William Rathbone Greg 1809 - 1881

September 20, 2008

William Rathbone Greg 1809 - 1881 was an English essayist.

Greg wrote for John Chapman’s _Westminster Review_ and he was a friend of Matthew Arnold, Charles Darwin,

The _Westminster Review_ was founded in 1823 by Jeremy Bentham and James Mill as a quarterly journal for philosophical radicals, and was published from 1824 to 1914.

In 1851 the journal was acquired by John Chapman based at 142 the Strand, London, a publisher who originally had medical training.

The then unknown Mary Ann Evans, later better known by her pen name of George Eliot, had brought together his authors, including Francis William Newman, William Rathbone Greg, Harriet Martineau and the young journalist Herbert Spencer who had been working and living cheaply in the offices of The Economist opposite John Chapman’s house.

These authors met during that summer to give their support to this flagship of freethought and reform, joined by others including John Stuart Mill, William Benjamin Carpenter, Robert Chambers and George Jacob Holyoake. They were later joined by Thomas Henry Huxley, an ambitious young ship’s surgeon determined to become a naturalist.
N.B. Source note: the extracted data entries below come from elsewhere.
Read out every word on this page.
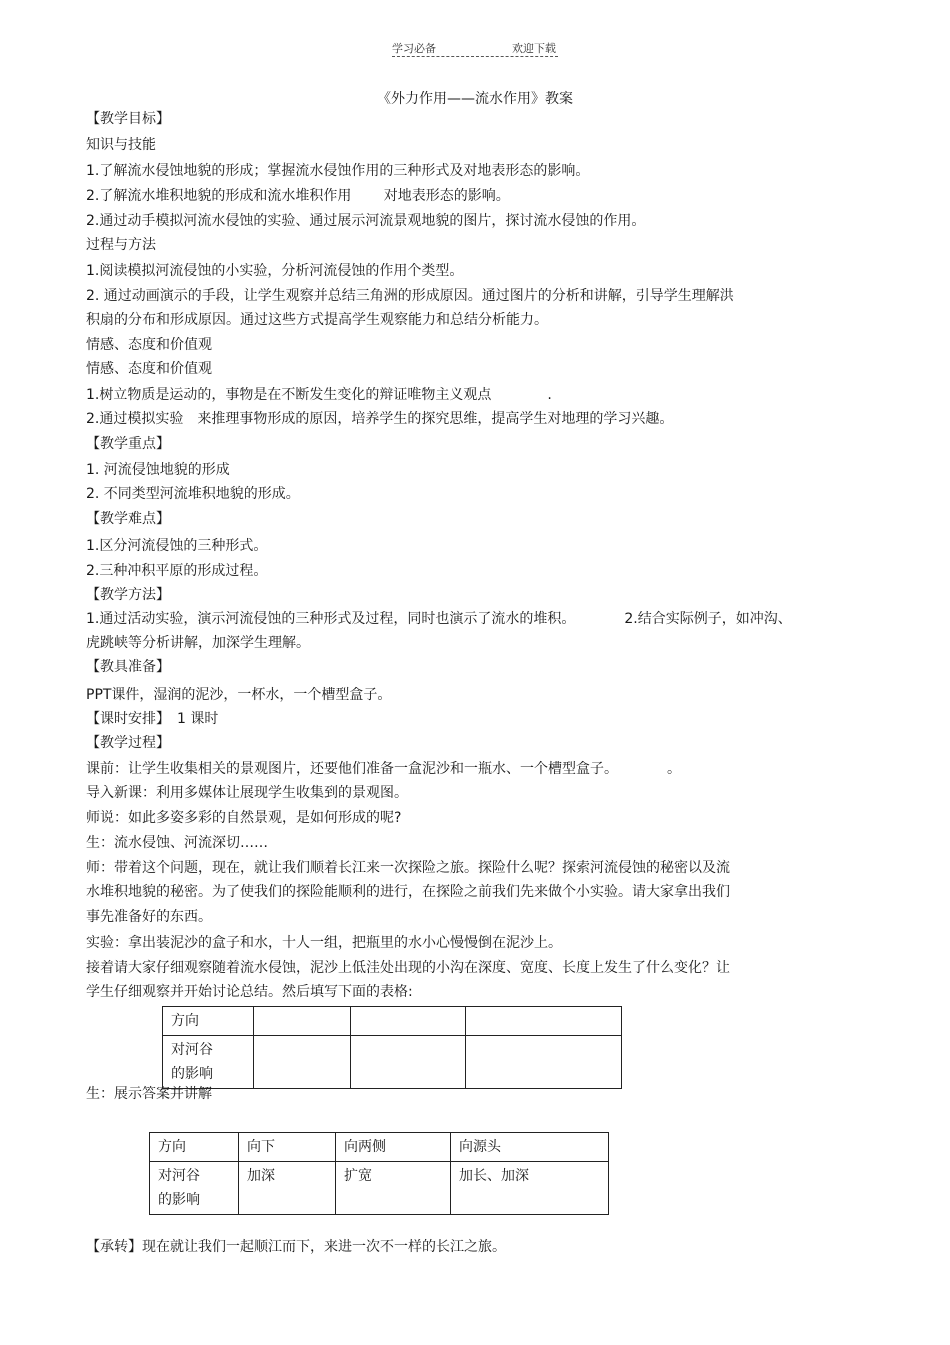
学习必备	欢迎下载
《外力作用——流水作用》教案
【教学目标】
知识与技能
1.了解流水侵蚀地貌的形成；掌握流水侵蚀作用的三种形式及对地表形态的影响。
2.了解流水堆积地貌的形成和流水堆积作用　　 对地表形态的影响。
2.通过动手模拟河流水侵蚀的实验、通过展示河流景观地貌的图片，探讨流水侵蚀的作用。
过程与方法
1.阅读模拟河流侵蚀的小实验，分析河流侵蚀的作用个类型。
2. 通过动画演示的手段，让学生观察并总结三角洲的形成原因。通过图片的分析和讲解，引导学生理解洪
积扇的分布和形成原因。通过这些方式提高学生观察能力和总结分析能力。
情感、态度和价值观
情感、态度和价值观
1.树立物质是运动的，事物是在不断发生变化的辩证唯物主义观点　　　　.
2.通过模拟实验　来推理事物形成的原因，培养学生的探究思维，提高学生对地理的学习兴趣。
【教学重点】
1. 河流侵蚀地貌的形成
2. 不同类型河流堆积地貌的形成。
【教学难点】
1.区分河流侵蚀的三种形式。
2.三种冲积平原的形成过程。
【教学方法】
1.通过活动实验，演示河流侵蚀的三种形式及过程，同时也演示了流水的堆积。　　　　2.结合实际例子，如冲沟、
虎跳峡等分析讲解，加深学生理解。
【教具准备】
PPT课件，湿润的泥沙，一杯水，一个槽型盒子。
【课时安排】　1 课时
【教学过程】
课前：让学生收集相关的景观图片，还要他们准备一盒泥沙和一瓶水、一个槽型盒子。　　　　。
导入新课：利用多媒体让展现学生收集到的景观图。
师说：如此多姿多彩的自然景观，是如何形成的呢?
生：流水侵蚀、河流深切……
师：带着这个问题，现在，就让我们顺着长江来一次探险之旅。探险什么呢？探索河流侵蚀的秘密以及流
水堆积地貌的秘密。为了使我们的探险能顺利的进行，在探险之前我们先来做个小实验。请大家拿出我们
事先准备好的东西。
实验：拿出装泥沙的盒子和水，十人一组，把瓶里的水小心慢慢倒在泥沙上。
接着请大家仔细观察随着流水侵蚀，泥沙上低洼处出现的小沟在深度、宽度、长度上发生了什么变化？让
学生仔细观察并开始讨论总结。然后填写下面的表格:
生：展示答案并讲解
【承转】现在就让我们一起顺江而下，来进一次不一样的长江之旅。
方向			
对河谷
的影响			
方向	向下	向两侧	向源头
对河谷
的影响	加深	扩宽	加长、加深
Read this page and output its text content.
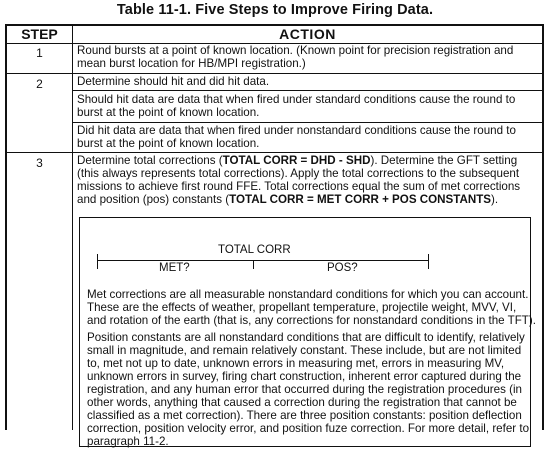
Table 11-1. Five Steps to Improve Firing Data.
STEP	ACTION
1	Round bursts at a point of known location. (Known point for precision registration and
mean burst location for HB/MPI registration.)
2	Determine should hit and did hit data.
Should hit data are data that when fired under standard conditions cause the round to
burst at the point of known location.
Did hit data are data that when fired under nonstandard conditions cause the round to
burst at the point of known location.
3	Determine total corrections (TOTAL CORR = DHD - SHD). Determine the GFT setting
(this always represents total corrections). Apply the total corrections to the subsequent
missions to achieve first round FFE. Total corrections equal the sum of met corrections
and position (pos) constants (TOTAL CORR = MET CORR + POS CONSTANTS).
TOTAL CORR
MET?	POS?
Met corrections are all measurable nonstandard conditions for which you can account.
These are the effects of weather, propellant temperature, projectile weight, MVV, VI,
and rotation of the earth (that is, any corrections for nonstandard conditions in the TFT).
Position constants are all nonstandard conditions that are difficult to identify, relatively
small in magnitude, and remain relatively constant. These include, but are not limited
to, met not up to date, unknown errors in measuring met, errors in measuring MV,
unknown errors in survey, firing chart construction, inherent error captured during the
registration, and any human error that occurred during the registration procedures (in
other words, anything that caused a correction during the registration that cannot be
classified as a met correction). There are three position constants: position deflection
correction, position velocity error, and position fuze correction. For more detail, refer to
paragraph 11-2.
Born in Manchester, the son of Samuel Greg, the creator of Quarry Bank Mill, William Rathbone Greg was brother to Robert Hyde Greg and the junior Samuel Greg.

He was educated at the University of Edinburgh. For a time, he managed a mill of his father’s at Bury, and in 1832 began business on his own account. He entered the struggle for free trade, and obtained in 1842 the prize offered by the Anti-Corn Law League for the best essay on Agriculture and the Corn Laws.

He was too busy with political, economical and theological speculations to give undivided attention to his business, which he gave up in 1850 to devote himself to writing.

His Creed of Christendom was published in 1851, and in 1852 he contributed no less than twelve articles to four leading quarterlies. Benjamin Disraeli praised him. George Cornewall Lewis bestowed a Commissionership of Customs on him in 1856. In 1864 he was made Comptroller of the Her Majesty’s Stationery Office.

He became a member of the Metaphysical Society. (alongside William Benjamin Carpenter, James Hinton, Thomas Henry Huxley, James Anthony Froude, Alfred Lord Tennyson, William Gladstone, John Ruskin and many others).

Besides contributions to periodicals he produced several volumes of essays on political and social philosophy. The general spirit of these is indicated by the titles of two of the best known, The Enigmas of Life (1872) and Rocks Ahead (1874). They represent a reaction from the high hopes of the author’s youth, when wise legislation was assumed to be a remedy for every public ill.

Greg was a man of deep moral earnestness of character and was interested in many philanthropic works.

He died at Wimbledon, London.

One son, Percy Greg, was also a writer; another, Walter Wilson Greg, was a leading bibliographer of Renaissance drama.